In the relationship among variables, R square = 0.614, this value shows how big is

the relationship among the variables. Because the value of R square is in the range of 0.600

0.800, means there is a significant relationship between the technique, students learning

motivation and the competence of students writing descriptive text.

Finally, from all the explanation based on the data gained in the research and after

the calculation using statistical calculation, the research has proven that TSTS technique has

been succeed to improve the students competence in writing descriptive text both to high

motivated students and low motivated students. If TSTS is compared with the technique used by

the teacher in daily teaching learning activities (i.e. Lecturing Technique), it has proven that

TSTS is more effective to improve the students competence in writing descriptive text to both

high and low motivated students.

CHAPTER V

CONCLUSION AND SUGGESTION

This chapter presents some conclusion after the research was finally done and based

on the result stated in the previous chapter. This chapter also draws some suggestion that

proposed related with the findings in the research.

1.1. Conclusion

Before presenting the conclusion, I think it is very important to review the purpose

of the research. The purpose is to show the effectiveness of TSTS technique compared to LT in

writing descriptive text to high and motivated students. From the findings, I can briefly explain

as follow.

First, TSTS technique has shown a significant and different result in the students

competence of writing descriptive text compared with LT to high motivated students. Highly

motivated students in experimental class had achieved better test score rather than high

motivated students in control class.

Second, TSTS technique also indicated significant difference in the result compared

with LT to low motivated students. The low motivated students in experimental class taught with

TSTS Technique gained better result that control class taught with LT.
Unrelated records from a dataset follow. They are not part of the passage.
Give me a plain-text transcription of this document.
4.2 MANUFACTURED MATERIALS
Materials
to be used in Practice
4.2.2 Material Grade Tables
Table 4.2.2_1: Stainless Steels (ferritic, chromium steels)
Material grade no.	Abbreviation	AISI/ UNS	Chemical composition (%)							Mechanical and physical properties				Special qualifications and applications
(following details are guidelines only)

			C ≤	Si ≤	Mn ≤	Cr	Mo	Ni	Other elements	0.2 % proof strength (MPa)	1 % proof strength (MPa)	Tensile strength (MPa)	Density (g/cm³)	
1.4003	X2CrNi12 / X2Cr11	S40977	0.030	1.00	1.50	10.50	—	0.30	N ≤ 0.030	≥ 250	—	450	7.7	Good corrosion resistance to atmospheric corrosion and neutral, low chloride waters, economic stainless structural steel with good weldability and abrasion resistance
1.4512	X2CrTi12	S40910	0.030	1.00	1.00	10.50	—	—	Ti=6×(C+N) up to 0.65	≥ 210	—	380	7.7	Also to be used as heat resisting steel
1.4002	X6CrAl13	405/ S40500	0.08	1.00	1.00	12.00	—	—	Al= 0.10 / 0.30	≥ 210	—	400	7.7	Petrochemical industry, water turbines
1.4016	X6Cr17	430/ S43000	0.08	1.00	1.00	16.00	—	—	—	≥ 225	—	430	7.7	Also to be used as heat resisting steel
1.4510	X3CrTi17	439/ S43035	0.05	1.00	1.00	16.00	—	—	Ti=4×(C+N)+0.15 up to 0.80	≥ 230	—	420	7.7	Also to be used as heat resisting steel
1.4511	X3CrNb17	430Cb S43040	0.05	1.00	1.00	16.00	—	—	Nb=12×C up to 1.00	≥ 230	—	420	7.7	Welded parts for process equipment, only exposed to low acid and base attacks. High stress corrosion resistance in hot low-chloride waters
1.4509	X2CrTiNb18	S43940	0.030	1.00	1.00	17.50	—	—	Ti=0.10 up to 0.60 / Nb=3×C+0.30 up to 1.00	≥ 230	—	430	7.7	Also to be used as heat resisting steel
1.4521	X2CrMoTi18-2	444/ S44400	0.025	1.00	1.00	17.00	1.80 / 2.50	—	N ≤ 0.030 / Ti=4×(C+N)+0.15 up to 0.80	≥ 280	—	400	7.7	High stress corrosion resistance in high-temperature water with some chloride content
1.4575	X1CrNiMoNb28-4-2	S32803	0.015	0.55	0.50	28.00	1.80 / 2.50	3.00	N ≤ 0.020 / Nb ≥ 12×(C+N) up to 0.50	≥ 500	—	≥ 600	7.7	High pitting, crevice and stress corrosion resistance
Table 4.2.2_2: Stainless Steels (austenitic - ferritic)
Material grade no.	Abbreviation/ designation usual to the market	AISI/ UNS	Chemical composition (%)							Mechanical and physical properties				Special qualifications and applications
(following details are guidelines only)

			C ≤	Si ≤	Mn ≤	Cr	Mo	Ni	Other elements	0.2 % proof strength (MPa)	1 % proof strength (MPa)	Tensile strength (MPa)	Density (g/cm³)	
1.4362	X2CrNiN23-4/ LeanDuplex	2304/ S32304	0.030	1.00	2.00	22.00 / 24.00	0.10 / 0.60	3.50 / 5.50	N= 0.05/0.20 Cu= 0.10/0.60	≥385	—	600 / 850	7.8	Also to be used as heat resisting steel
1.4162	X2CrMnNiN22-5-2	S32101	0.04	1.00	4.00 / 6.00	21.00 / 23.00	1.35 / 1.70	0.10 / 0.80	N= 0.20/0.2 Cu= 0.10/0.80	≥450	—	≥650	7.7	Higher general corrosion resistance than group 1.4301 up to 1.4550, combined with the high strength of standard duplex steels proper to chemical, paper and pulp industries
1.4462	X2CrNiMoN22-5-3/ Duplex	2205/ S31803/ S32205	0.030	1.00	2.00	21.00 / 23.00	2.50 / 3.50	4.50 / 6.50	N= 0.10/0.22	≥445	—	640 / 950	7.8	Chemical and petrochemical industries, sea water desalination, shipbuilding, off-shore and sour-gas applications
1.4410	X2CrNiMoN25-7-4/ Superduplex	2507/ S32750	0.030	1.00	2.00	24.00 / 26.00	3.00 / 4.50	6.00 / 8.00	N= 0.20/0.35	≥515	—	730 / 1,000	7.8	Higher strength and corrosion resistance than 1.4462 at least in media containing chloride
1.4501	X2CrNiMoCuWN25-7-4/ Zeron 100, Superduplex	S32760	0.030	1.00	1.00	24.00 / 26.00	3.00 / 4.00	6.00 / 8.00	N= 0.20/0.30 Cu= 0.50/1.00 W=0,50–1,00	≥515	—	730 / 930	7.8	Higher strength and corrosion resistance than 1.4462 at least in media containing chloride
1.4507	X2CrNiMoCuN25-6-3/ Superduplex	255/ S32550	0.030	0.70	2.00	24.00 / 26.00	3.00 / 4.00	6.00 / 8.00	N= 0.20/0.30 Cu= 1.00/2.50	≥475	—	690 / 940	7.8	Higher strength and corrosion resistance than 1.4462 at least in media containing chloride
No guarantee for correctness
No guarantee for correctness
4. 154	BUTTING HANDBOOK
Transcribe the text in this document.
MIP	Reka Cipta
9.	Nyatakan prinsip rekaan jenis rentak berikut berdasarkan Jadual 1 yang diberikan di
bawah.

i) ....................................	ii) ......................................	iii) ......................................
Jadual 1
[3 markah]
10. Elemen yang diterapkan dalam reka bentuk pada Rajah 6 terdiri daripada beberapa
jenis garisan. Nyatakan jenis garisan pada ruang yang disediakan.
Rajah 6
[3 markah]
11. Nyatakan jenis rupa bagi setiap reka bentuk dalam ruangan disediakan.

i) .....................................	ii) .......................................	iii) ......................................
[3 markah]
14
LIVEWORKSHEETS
Third, from the statistical calculation showed that TSTS technique in experimental

class is more effective to high motivated students to improve the competence in writing

descriptive text.

Fourth, the competence of writing descriptive to the students taught with lecturing

technique showed that lecturing technique is more effective to high motivated students rather

than low motivated students.

Fifth, from the data calculation it can be stated that there is a significant

relationship between the technique, students learning motivation and the competence of students

writing descriptive text.

From all the result it can be concluded that TSTS technique has shown effective

result both to low motivated students and high motivated students compared with LT in students

writing of descriptive text. So, TSTS technique can be used in the teaching learning process

especially in writing descriptive text in Junior High school.

1.2. Suggestions

Based on the results of TSTS technique that showed significant result to the students

competence in writing descriptive text, I can propose some suggestions for further research as

follows

a) TSTS technique could be compared with other cooperative learning techniques to find out the

effectiveness of TSTS technique among other cooperative learning models to improve the

competence of students writing descriptive text.

b) The various media also can be used to support the TSTS technique implementation in English

writing teaching learning process to make TSTS would be more effective and obtain better

competence to the students writing.

c) The TSTS technique in this research was applied in Junior high school. In the other research

there would be interesting if the technique also applied in higher or lower degree of education

such as: in elementary school or Senior high school or even to the university level students.

d) TSTS technique in this research was used to find out the effectiveness in writing descriptive

text. There would be interesting if other researcher used TSTS technique in other skills like in

teaching learning vocabularies, or even in speaking skill.